A spokesperson for Tata projects Ltd confirmed that the firm has emerged as the lowest bidder for the project.
Tata Projects Ltd has quoted a figure of Rs 861.90 crore and Larsen and Toubro Ltd has quoted its bid of Rs 865 crore for constructing the new Parliament complex.
According to the CPWD’s tender, the estimated cost of construction for the new building is Rs 889 crore.
In total, three bidders had qualified in the technical round but only two firms ended up submitting their financial bids. The firms were scheduled to submit the financial bids on Wednesday.

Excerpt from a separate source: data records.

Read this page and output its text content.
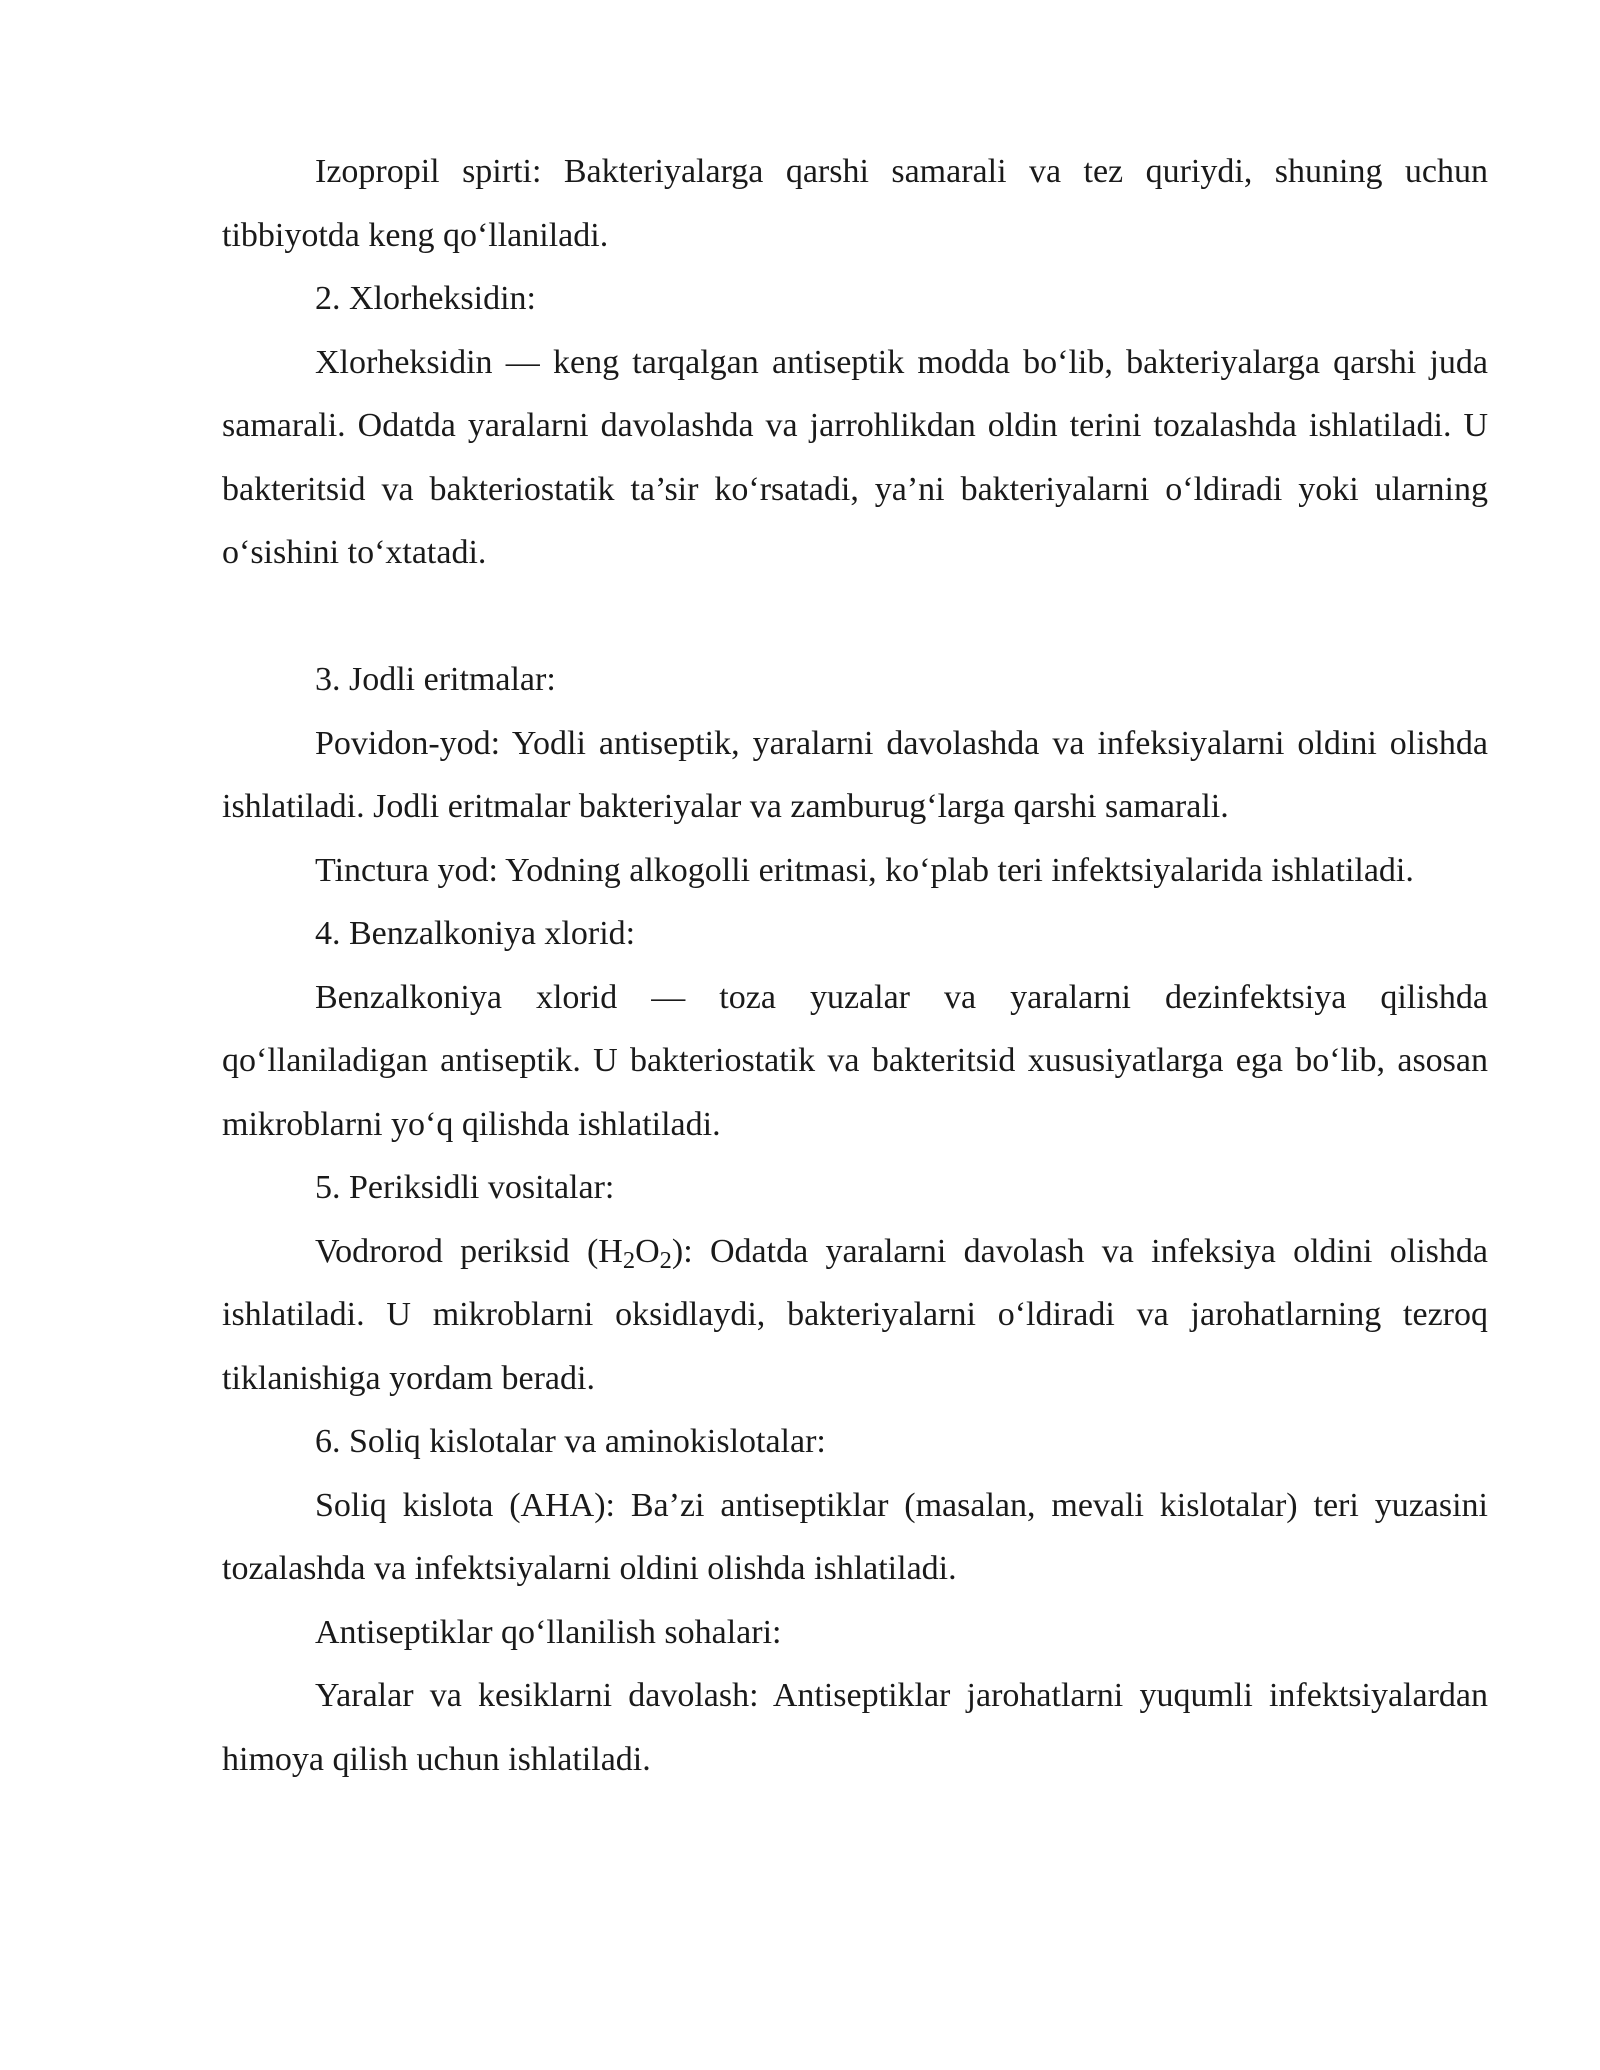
Izopropil spirti: Bakteriyalarga qarshi samarali va tez quriydi, shuning uchun tibbiyotda keng qo‘llaniladi.

2. Xlorheksidin:

Xlorheksidin — keng tarqalgan antiseptik modda bo‘lib, bakteriyalarga qarshi juda samarali. Odatda yaralarni davolashda va jarrohlikdan oldin terini tozalashda ishlatiladi. U bakteritsid va bakteriostatik ta’sir ko‘rsatadi, ya’ni bakteriyalarni o‘ldiradi yoki ularning o‘sishini to‘xtatadi.

3. Jodli eritmalar:

Povidon-yod: Yodli antiseptik, yaralarni davolashda va infeksiyalarni oldini olishda ishlatiladi. Jodli eritmalar bakteriyalar va zamburug‘larga qarshi samarali.

Tinctura yod: Yodning alkogolli eritmasi, ko‘plab teri infektsiyalarida ishlatiladi.

4. Benzalkoniya xlorid:

Benzalkoniya xlorid — toza yuzalar va yaralarni dezinfektsiya qilishda qo‘llaniladigan antiseptik. U bakteriostatik va bakteritsid xususiyatlarga ega bo‘lib, asosan mikroblarni yo‘q qilishda ishlatiladi.

5. Periksidli vositalar:

Vodrorod periksid $(H_2O_2)$: Odatda yaralarni davolash va infeksiya oldini olishda ishlatiladi. U mikroblarni oksidlaydi, bakteriyalarni o‘ldiradi va jarohatlarning tezroq tiklanishiga yordam beradi.

6. Soliq kislotalar va aminokislotalar:

Soliq kislota (AHA): Ba’zi antiseptiklar (masalan, mevali kislotalar) teri yuzasini tozalashda va infektsiyalarni oldini olishda ishlatiladi.

Antiseptiklar qo‘llanilish sohalari:

Yaralar va kesiklarni davolash: Antiseptiklar jarohatlarni yuqumli infektsiyalardan himoya qilish uchun ishlatiladi.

“Only three parties had technically pre-qualified in the first round and only two have quoted their bids today. The firm that bags the contract will be issued a letter of award within a few days,” a senior government official said requesting anonymity.
The contract is likely to be awarded to the lowest bidder, the official added. To be clear, in infrastructure projects the firm is finalised only after getting the letter of award for the project.
The government had narrowed the list of choices for building a new Parliament complex to three Mumbai-based construction companies — Larsen & Toubro Limited, Tata Projects Limited and Shapoorji Pallonji & Company Private Limited — after disqualifying four other entities that bid for the contract, bringing it a step closer to tendering out the project, Hindustan Times had first reported on August 12.
In the technical round Mumbai-based construction and civil engineering company ITD Cementation India Limited, Hyderabad-headquartered NCC Limited , PSP Projects Limited of Ahmedabad, and Uttar Pradesh state government’s UP Rajkiya Nirman Nigam Limited were disqualified from the project by the Central Public Works Department (CPWD).
Based on an evaluation, CPWD disqualified four companies for reasons including non-fulfilment of the criteria mentioned in the bid document.
The tender laid out strict eligibility criteria based on a firm’s past work — such as having constructed an assembly hall with a minimum capacity of 1,000 people and a building with a basement — as well as ongoing projects, average monthly turnover, and net worth, among other factors.
Bidders had to specify similar work completed in the past seven years, ongoing projects, as well as tentative plans to meet their manpower requirement, source of construction materials, and establishment of facilities such as those meant for fabrication.
The proposed work is of very prestigious nature and is required to be completed strictly within the prescribed time limit of 21 months with the highest standards of quality and workmanship, the bid document said. The bid document also specified that 50% of the workers will need to be skilled for work of stone masonry, carving, fresco, furniture, and adequate health and safety measures would need to be taken in view of the prevailing Covid-19 pandemic.
Initially seven firms had evinced interest in the construction of the new Parliament building after pre-qualification bids invited by the Centre for its ambitious Central Vista redevelopment project.
Work on the new Parliament, a ground plus two-storey triangular-shaped building, is expected to begin after the ongoing monsoon session, HT reported on September 15.
India’s national emblem is likely to sit atop the new Parliament building, according to the latest design iteration prepared for the tendering process, replacing a spire that was meant to come up in an earlier version.
The new complex, with a built-up area of approximately 60,000 metre square, is set to come up on plot number 118 of the Parliament House Estate, which currently houses a reception, boundary walls and other temporary structures.
It will be among the first projects to be finalised and tendered out as part of the Central Vista redevelopment, which includes plans to turn North and South Block, situated opposite each other on Raisina Hill and which house top central government ministries, into a museum and the construction of new administrative offices with an underground metro.